Comprehensive Model for Charge Carrier Recombination in Czochralski-Grown Silicon Due to Oxygen Precipitation in Industrial Solar Cell Manufacturing

Oxygen precipitates are among the most detrimental oxygen-related silicon bulk defects formed during solar cell manufacturing. These defects are formed only during high-temperature processes, impeding an identification of prone materials during incoming inspection. Moreover, the prediction of oxygen-precipitate-related bulk charge carrier recombination currently requires advanced numerical simulation. This work presents an easily implementable model to predict the bulk carrier lifetime limit, using the temperature-time profile of a high-temperature process as well as the material properties as the input data.

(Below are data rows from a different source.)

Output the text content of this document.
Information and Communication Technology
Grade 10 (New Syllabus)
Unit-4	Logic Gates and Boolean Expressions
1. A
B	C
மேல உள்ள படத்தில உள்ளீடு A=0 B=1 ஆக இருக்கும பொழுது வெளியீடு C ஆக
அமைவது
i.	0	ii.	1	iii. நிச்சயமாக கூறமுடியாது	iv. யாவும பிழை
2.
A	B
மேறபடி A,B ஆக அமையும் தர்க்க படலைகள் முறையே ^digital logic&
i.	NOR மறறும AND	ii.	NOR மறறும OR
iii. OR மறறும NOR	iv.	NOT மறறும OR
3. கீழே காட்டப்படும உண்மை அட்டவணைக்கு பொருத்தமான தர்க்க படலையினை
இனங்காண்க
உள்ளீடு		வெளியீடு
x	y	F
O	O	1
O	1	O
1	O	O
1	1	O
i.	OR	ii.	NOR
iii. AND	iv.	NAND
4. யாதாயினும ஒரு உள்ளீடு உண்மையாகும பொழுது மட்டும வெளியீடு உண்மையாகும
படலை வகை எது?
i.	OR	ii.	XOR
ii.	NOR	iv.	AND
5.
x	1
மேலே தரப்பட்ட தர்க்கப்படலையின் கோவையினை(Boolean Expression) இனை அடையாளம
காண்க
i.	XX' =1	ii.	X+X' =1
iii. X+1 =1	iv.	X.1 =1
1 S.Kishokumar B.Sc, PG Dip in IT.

In addition to published analytical descriptions of oxygen precipitation, an empirical description of the retarded growth of small precipitates is included. Furthermore, the time-lag in nucleation is explicitly considered, which is, to our knowledge, not implemented in oxygen precipitation modeling so far. The calibration of the two free parameters of the model is achieved using the experimental data of 19 different thermal process combinations performed using a single material. This results in a good agreement not only for the material used for calibration but also for other silicon materials. A validation based on passivated emitter and rear cells as well as on test structures confirms the ability of the model to predict bulk carrier lifetimes after solar cell processing.